Additionally, the possibility that the global economic reopening might be delayed despite expectations of a peak in COVID-19 cases is also expected to negatively affect investor sentiment. Considering this, the Korean stock market is expected to start lower and then show changes depending on the trend of international oil prices following the OPEC+ meeting results.


Byungjin Hwang, NH Investment & Securities Researcher=OPEC member countries and allies including Russia held an emergency video conference. In this meeting, Russia and Saudi Arabia agreed in principle to cut daily oil production by 2 million barrels and 4 million barrels respectively, totaling a 10 million barrel cut. Although detailed plans have not yet been disclosed, Iran’s Oil Minister explained that “OPEC+ oil-producing countries will reduce the cutback to about 8 million barrels in the second half of the year and 6 million barrels in 2021 after the 10 million barrel cut in May and June.”


Oil prices surged sharply until before the meeting but reversed to a decline. The agreed cutback scale fell short of the initially discussed 15 to 20 million barrels, and it is widely evaluated as insufficient to offset the approximately 30 million barrel drop in oil demand caused by COVID-19. West Texas Intermediate (WTI) crude oil prices recorded $28.36 per barrel (May delivery) intraday but fell back to close at $22.76 (daily -9.29%).

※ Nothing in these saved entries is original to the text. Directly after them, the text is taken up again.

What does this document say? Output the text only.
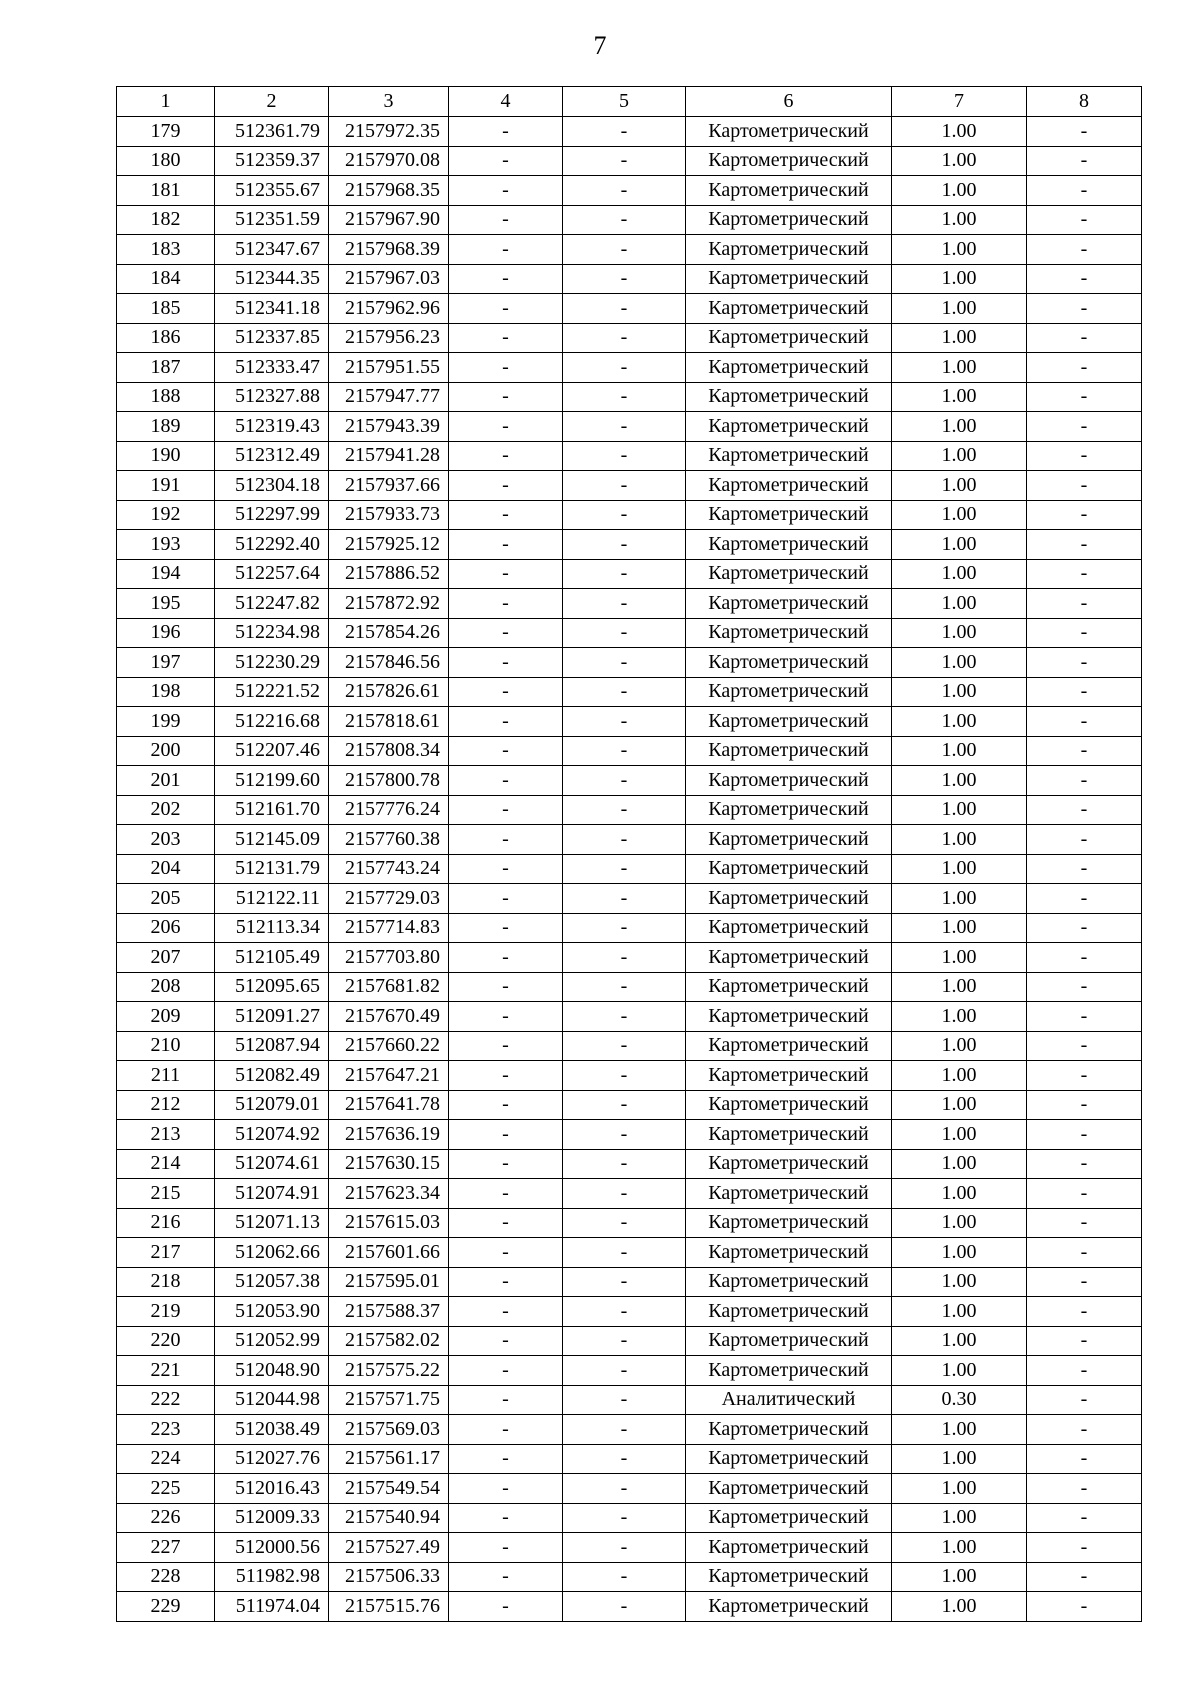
7
1	2	3	4	5	6	7	8
179	512361.79	2157972.35	-	-	Картометрический	1.00	-
180	512359.37	2157970.08	-	-	Картометрический	1.00	-
181	512355.67	2157968.35	-	-	Картометрический	1.00	-
182	512351.59	2157967.90	-	-	Картометрический	1.00	-
183	512347.67	2157968.39	-	-	Картометрический	1.00	-
184	512344.35	2157967.03	-	-	Картометрический	1.00	-
185	512341.18	2157962.96	-	-	Картометрический	1.00	-
186	512337.85	2157956.23	-	-	Картометрический	1.00	-
187	512333.47	2157951.55	-	-	Картометрический	1.00	-
188	512327.88	2157947.77	-	-	Картометрический	1.00	-
189	512319.43	2157943.39	-	-	Картометрический	1.00	-
190	512312.49	2157941.28	-	-	Картометрический	1.00	-
191	512304.18	2157937.66	-	-	Картометрический	1.00	-
192	512297.99	2157933.73	-	-	Картометрический	1.00	-
193	512292.40	2157925.12	-	-	Картометрический	1.00	-
194	512257.64	2157886.52	-	-	Картометрический	1.00	-
195	512247.82	2157872.92	-	-	Картометрический	1.00	-
196	512234.98	2157854.26	-	-	Картометрический	1.00	-
197	512230.29	2157846.56	-	-	Картометрический	1.00	-
198	512221.52	2157826.61	-	-	Картометрический	1.00	-
199	512216.68	2157818.61	-	-	Картометрический	1.00	-
200	512207.46	2157808.34	-	-	Картометрический	1.00	-
201	512199.60	2157800.78	-	-	Картометрический	1.00	-
202	512161.70	2157776.24	-	-	Картометрический	1.00	-
203	512145.09	2157760.38	-	-	Картометрический	1.00	-
204	512131.79	2157743.24	-	-	Картометрический	1.00	-
205	512122.11	2157729.03	-	-	Картометрический	1.00	-
206	512113.34	2157714.83	-	-	Картометрический	1.00	-
207	512105.49	2157703.80	-	-	Картометрический	1.00	-
208	512095.65	2157681.82	-	-	Картометрический	1.00	-
209	512091.27	2157670.49	-	-	Картометрический	1.00	-
210	512087.94	2157660.22	-	-	Картометрический	1.00	-
211	512082.49	2157647.21	-	-	Картометрический	1.00	-
212	512079.01	2157641.78	-	-	Картометрический	1.00	-
213	512074.92	2157636.19	-	-	Картометрический	1.00	-
214	512074.61	2157630.15	-	-	Картометрический	1.00	-
215	512074.91	2157623.34	-	-	Картометрический	1.00	-
216	512071.13	2157615.03	-	-	Картометрический	1.00	-
217	512062.66	2157601.66	-	-	Картометрический	1.00	-
218	512057.38	2157595.01	-	-	Картометрический	1.00	-
219	512053.90	2157588.37	-	-	Картометрический	1.00	-
220	512052.99	2157582.02	-	-	Картометрический	1.00	-
221	512048.90	2157575.22	-	-	Картометрический	1.00	-
222	512044.98	2157571.75	-	-	Аналитический	0.30	-
223	512038.49	2157569.03	-	-	Картометрический	1.00	-
224	512027.76	2157561.17	-	-	Картометрический	1.00	-
225	512016.43	2157549.54	-	-	Картометрический	1.00	-
226	512009.33	2157540.94	-	-	Картометрический	1.00	-
227	512000.56	2157527.49	-	-	Картометрический	1.00	-
228	511982.98	2157506.33	-	-	Картометрический	1.00	-
229	511974.04	2157515.76	-	-	Картометрический	1.00	-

NH Investment & Securities also agrees with the assessment that “the OPEC+ agreement on the previous day is unlikely to immediately resolve concerns about oversupply.” On the other hand, it judges that “it has at least created an opportunity to ease supply uncertainty in the oil market, which has been troubled by coexistence of demand and supply uncertainties.” It also expects that “once the OPEC+ production cuts are implemented from May, the oil market’s focus will shift to whether demand improves depending on the development of COVID-19.” Going forward, WTI prices are expected to aim for an upper range of $40 in the second half of the year, based on strengthened downside support around $20 per barrel.



Meanwhile, on the 10th, an emergency video conference of G20 energy ministers is scheduled. While the G20 executive body emphasized “global dialogue and cooperation for a stable energy market and a stronger global economy,” it will be an opportunity to hear about the supply policies of oil-producing countries such as the U.S. and Canada, which did not participate in the previous day’s OPEC+ video conference. Also, among G20 countries, oil-importing countries like Korea are expected to announce plans to improve oil market demand through strategic oil reserve purchases.


This content was produced with the assistance of AI translation services.